If the dependency reference (domain, storage bucket, GitHub account) becomes abandoned and made available for an attacker to claim then an attacker can now control this resource as part of the npm install process creating an exploitable situation.
Attack Walk Through
Let’s look at an example of how this might be exploited using a GitHub repository.
The attacker registers the available GitHub username and creates a repository with the same name and the code they want to be their payload shaped like an npm package.
When the app owner runs npm install npm will run a git clone on the referenced repository. Let’s say the dependency reference looks like:
github:evilpacket/beep-boop#beta It will clone
evilpacket/beep-boop. Once the clone is complete npm will try to git checkout whatever comes after the #, in this case the
beta branch or in the case of the lock file it will checkout a particular commit hash.
What are some mitigating circumstances
There are some npm features that can change how exploitable this is from situation to situation.
package-lock.json can save you in some situations, especially for anything that directly references a file vs a repository (repos are a special). This is because it has the integrity hashes that aren’t going to match when the attacker changes the payload.
Also a package-lock.json won’t help you on initial install or if package-lock.json isn’t being used. You should be checking that file into all your projects and using npm ci for builds.
The local npm cache
If the object that is requested is in the cache, you’re going to get that object and not a public or attacker controlled object.
Another aspect that shapes exploitability here is if the vulnerable dependency is a dev (development) dependency or not. Dev dependencies aren’t going to get installed with a typical npm install pkg but could still be useful in a targeted attack against a developer of one of those packages ( but who would want to do that 😈 )
GitHub branch names & policies
GitHub (and others like gitlab) will block the creation of a branch name that is 40 hex characters (the same format as a commit hash) with an error like
remote: error: GH002: Sorry, branch or tag names consisting of 40 hex characters are not allowed., however I found a way around this security control so while I couldn’t forge a commit hash I could name a branch the same as the upstream commit hash and our payload would pass validation in the package-lock.json.
This issue was reported to GitHub security ❤️.
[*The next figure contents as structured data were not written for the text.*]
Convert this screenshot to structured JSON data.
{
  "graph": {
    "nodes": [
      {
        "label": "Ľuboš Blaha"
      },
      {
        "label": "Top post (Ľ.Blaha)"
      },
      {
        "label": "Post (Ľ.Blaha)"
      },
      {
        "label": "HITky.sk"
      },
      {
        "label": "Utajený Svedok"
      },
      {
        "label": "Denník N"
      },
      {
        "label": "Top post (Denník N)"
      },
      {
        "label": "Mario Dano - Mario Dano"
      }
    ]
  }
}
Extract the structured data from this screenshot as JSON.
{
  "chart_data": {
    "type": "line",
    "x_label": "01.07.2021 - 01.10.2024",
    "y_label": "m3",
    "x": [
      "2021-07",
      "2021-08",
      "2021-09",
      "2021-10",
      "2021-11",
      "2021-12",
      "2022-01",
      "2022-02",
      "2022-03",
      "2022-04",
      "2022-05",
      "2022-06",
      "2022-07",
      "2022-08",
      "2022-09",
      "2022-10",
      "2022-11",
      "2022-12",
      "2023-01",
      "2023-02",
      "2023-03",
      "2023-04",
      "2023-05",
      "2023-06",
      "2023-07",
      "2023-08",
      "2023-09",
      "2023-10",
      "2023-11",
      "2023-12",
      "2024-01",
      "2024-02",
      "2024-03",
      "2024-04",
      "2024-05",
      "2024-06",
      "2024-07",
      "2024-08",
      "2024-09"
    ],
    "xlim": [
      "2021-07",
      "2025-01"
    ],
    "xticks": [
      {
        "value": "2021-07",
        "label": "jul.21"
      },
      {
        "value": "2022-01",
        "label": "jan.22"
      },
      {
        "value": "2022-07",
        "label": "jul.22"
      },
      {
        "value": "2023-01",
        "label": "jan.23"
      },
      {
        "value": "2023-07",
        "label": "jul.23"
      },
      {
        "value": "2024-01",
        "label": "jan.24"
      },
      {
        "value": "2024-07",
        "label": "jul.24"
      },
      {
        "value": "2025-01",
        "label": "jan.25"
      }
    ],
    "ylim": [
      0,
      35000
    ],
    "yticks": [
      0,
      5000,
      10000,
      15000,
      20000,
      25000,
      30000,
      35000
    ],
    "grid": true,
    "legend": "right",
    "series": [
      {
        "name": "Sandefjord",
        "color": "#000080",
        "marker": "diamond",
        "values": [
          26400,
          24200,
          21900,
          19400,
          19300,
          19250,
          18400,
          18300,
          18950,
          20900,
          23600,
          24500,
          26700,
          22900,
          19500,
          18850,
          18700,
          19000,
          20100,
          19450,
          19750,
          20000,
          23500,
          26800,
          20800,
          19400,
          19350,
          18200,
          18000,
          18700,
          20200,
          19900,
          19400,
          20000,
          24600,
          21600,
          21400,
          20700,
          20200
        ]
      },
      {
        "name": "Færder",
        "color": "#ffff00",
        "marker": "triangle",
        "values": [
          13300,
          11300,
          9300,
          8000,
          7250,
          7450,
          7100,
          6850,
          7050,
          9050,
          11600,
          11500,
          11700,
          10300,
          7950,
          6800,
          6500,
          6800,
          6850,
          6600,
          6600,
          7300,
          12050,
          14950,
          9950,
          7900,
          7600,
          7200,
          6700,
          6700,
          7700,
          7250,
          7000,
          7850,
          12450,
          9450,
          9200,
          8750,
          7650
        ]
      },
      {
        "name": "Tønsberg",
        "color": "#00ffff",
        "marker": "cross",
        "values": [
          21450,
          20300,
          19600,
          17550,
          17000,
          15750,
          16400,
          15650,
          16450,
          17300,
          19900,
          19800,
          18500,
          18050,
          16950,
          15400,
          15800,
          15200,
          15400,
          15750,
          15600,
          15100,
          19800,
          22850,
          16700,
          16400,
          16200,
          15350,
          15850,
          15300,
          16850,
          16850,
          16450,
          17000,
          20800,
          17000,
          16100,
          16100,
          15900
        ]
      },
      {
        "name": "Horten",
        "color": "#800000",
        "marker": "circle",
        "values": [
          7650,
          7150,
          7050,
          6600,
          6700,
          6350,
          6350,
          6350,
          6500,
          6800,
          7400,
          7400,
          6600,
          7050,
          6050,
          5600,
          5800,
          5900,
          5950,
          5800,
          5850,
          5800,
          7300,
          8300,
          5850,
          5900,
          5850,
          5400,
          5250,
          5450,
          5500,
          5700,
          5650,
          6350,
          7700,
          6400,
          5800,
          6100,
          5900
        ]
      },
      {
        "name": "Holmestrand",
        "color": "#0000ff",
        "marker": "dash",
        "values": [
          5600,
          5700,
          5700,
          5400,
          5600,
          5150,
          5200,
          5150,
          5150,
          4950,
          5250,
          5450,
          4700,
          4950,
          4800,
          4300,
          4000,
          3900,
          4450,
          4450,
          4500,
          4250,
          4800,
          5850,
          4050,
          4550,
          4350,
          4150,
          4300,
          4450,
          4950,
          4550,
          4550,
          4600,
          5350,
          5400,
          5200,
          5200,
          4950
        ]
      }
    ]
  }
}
Additionally GitHub claims
“To prevent developers from pulling down potentially unsafe packages, we now retire the namespace of any open source project that had more than 100 clones in the week leading up to the owner’s account being renamed or deleted.” That said I did not encounter any block when testing exploitation of this issue with older versions of the popular webpack-cli package, but it’s likely all these packages fall just below the popularity watermark set by this control.
Results, Numbers, and that’s it.
While I’m never shocked to find vulnerable dependencies in the npm Registry I wasn’t expecting this many packages to be vulnerable.
You can find the package list here: https://evilpacket.net/files/vulnerable_package_versions.csv
Summary breakdown by resource type. As you can see the behavior of using GitHub repositories as dependencies and the forwarding behavior that GitHub allows creates a lot more vulnerability.
|Google Cloud Storage Buckets abandoned
|AWS S3 Bucket abandoned
|Domain Name expired
|GitHub Repo (not found or redirect)
I think the conclusion of this is that you need to scrutinize the open source you use and your supply chain a lot more than you think you do. Enjoy typing npm install.